Di media sosial Twitter misalnya, sebagai bentuk sambutan mereka terhadap bergulirnya kembali kompetisi Liga 1 dan Liga 2, para warganet menuliskan beragam komentar di beranda medsos masing-masing.

Bahkan tagar #MenporaPejuangBola masuk dalam deretan trending topik Twitter.

Berdasarkan pantauan pada Kamis, 3 Juni 2021, tagar ini mendapat ribuan cuitan dari pengguna Twitter.

Salah satu yang menuliskan tagar ini adalah akun Mawar anjani @mawaranj. Dia memuji upaya Menpora Amali dalam memenuhi keinginan pecinta bola Indonesia agar kompetisi Liga 1 dan Liga kembali berjalan.

“Salut sama Pak Menpora Amali yang gigih dalam perjuangkan keinginan pecinta sepakbola. #MenporaPejuangBola,” tulis @mawaranj.

Hal senada juga disampaikan akun Nandang San, @SanNandang yang memberikan apresiasi karena Menpora Amali terus memperjuangkan izin berbagai event olahraga di tengah pandemi.

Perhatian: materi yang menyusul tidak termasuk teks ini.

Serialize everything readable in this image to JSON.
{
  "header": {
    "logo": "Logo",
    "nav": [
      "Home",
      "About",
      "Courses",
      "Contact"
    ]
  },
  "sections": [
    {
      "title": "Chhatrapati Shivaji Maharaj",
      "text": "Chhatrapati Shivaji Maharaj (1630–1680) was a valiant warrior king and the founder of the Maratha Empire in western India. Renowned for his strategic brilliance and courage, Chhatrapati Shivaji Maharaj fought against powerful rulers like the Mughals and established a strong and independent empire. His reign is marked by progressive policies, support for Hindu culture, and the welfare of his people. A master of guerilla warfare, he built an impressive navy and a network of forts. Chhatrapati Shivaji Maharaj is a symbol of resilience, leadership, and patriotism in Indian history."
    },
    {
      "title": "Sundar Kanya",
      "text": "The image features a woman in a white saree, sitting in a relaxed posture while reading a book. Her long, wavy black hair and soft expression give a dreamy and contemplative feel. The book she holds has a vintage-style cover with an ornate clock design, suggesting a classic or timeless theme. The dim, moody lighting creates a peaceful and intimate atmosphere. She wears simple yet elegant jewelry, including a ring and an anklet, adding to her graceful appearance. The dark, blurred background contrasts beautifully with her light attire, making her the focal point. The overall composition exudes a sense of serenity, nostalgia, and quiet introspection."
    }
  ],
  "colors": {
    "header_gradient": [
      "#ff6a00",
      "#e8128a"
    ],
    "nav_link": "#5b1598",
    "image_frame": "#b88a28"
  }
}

“Asli emang Pak Zainuddin Amali tuh Menpora terbaik. Seluruh cabor olahraga diperjuangkan, termasuk sepakbola ya. Sampai akhirnya udah diberi ijin penyelenggaraan liga 1 dan liga 2. #MenporaPejuangBola,” pujinya.

Sementara itu, beberapa pengguna internet lainnya mengungkapkan kebahagiaan mereka setelah izin Liga 1 dan Liga 2 dikeluarkan polisi.

“Dan gimana nggak seneng dong secara izin buat Liga 1 dan 2 udah turun berarti kan bentar lagi akan dimulai kompetisi nya #MenporaPejuangBola,” tulis akun @ajab046.

Akun ayaycaptain00 mengatakan kompetisi Liga1 dan Liga 2 harus tetap bergulir, namun tetap menerapkan protokol kesehatan karena dalam situasi pandemi Covid-19.

“Yang penting mah tetap patuh protokol kesehatan, maju terus persepakbolaan Indonesia. Apalagi sekarang Liga 1 dan 2 sudah diizinkan oleh Polri #MenporaPejuangBola,” katanya.

Hal serupa disampaikan akun @Tasa_02 yang mengingatkan agar penonton tidak datang ke stadion dan cukup nonton dari rumah saja saat pertandingan berlangsung.

“Himbauan penonton nggak harus di stadion kok, kita bisa nonton di rumah pecinta sepakbola hanya rindu dengan kompetisi sepakbola semoga lancar sampai selesai Liga 1 dan 2 #MenporaPejuangBola,” jelasnya.

Untuk diketahui, Kepolisian Negara Republik Indonesia (Polri) telah menerbitkan izin kompetisi Liga 1 dan Liga 2 2021.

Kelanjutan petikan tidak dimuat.